Alexandre Liess

Personal information
- Nickname: Gex
- Nationality: Switzerland
- Born: 20 June 1991 (age 35) Geneva, Switzerland
- Height: 1.81 m (5 ft 11+1⁄2 in)
- Weight: 75 kg (165 lb)

Sport
- Sport: Swimming
- Strokes: Freestyle, butterfly
- Club: SSG Saar Max Ritter
- Coach: Gennadi Touretski

= Alexandre Liess =

Swiss swimmer (born 1991)

Alexandre Liess (born June 20, 1991) is a Swiss swimmer, who specialized in freestyle and butterfly events. He is a 10-time Swiss swimming champion, and currently holds age group national records in the 200 m butterfly. Liess is a member of SSG Saar Max Ritter in Germany, under his Russian-born coach Gennadi Touretski, who is best known for training multiple Olympic medalists Alexander Popov and Michael Klim in the late 1990s.
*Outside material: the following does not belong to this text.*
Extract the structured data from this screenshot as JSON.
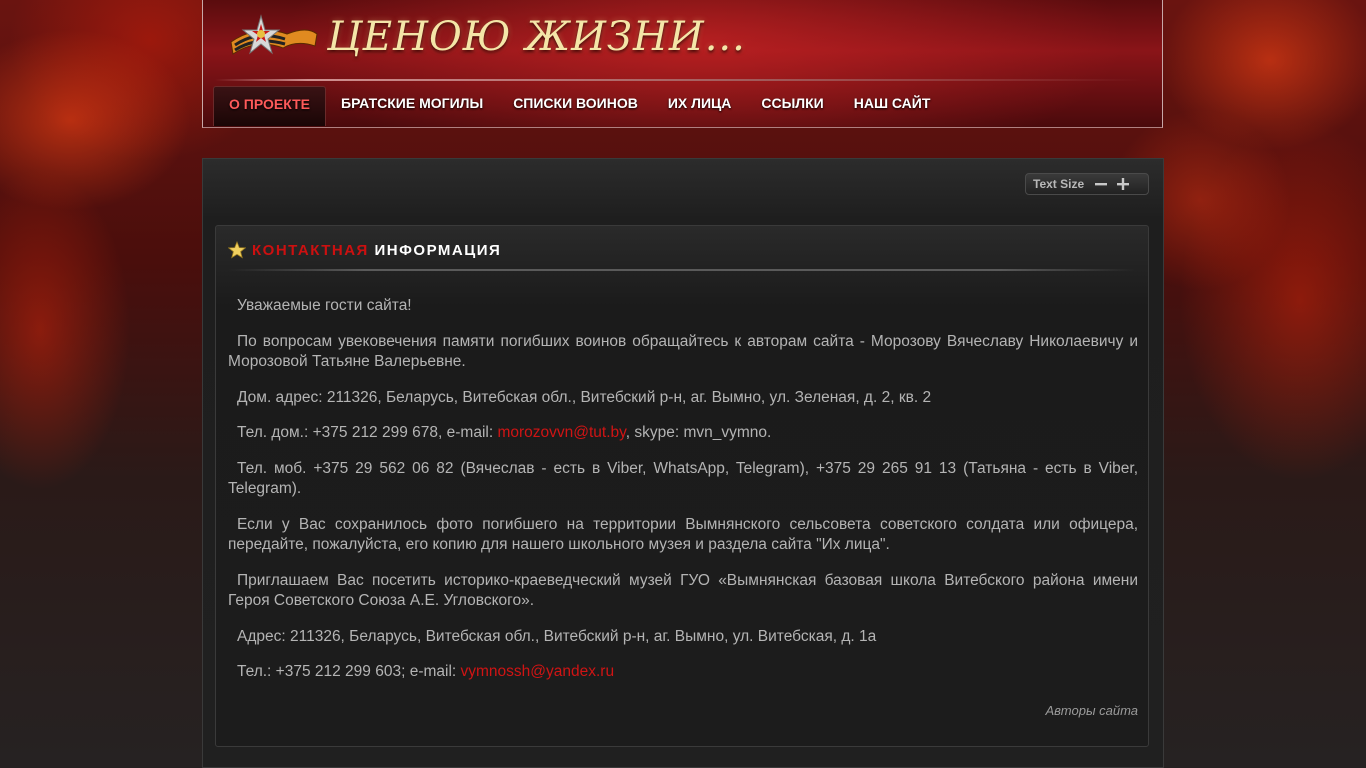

Liess qualified for the men's 200 m butterfly at the 2012 Summer Olympics in London, by breaking a Swiss record and eclipsing the FINA B-cut off time of 1:58.13 at the European Championships in Debrecen, Hungary. He challenged seven other swimmers in the second heat, including former semifinalist Hsu Chi-chieh of the Chinese Taipei. Liess was in last place by 0.16 of a second behind Canada's David Sharpe. Liess failed to advance into the semifinals, as he placed thirty-third overall in the preliminaries.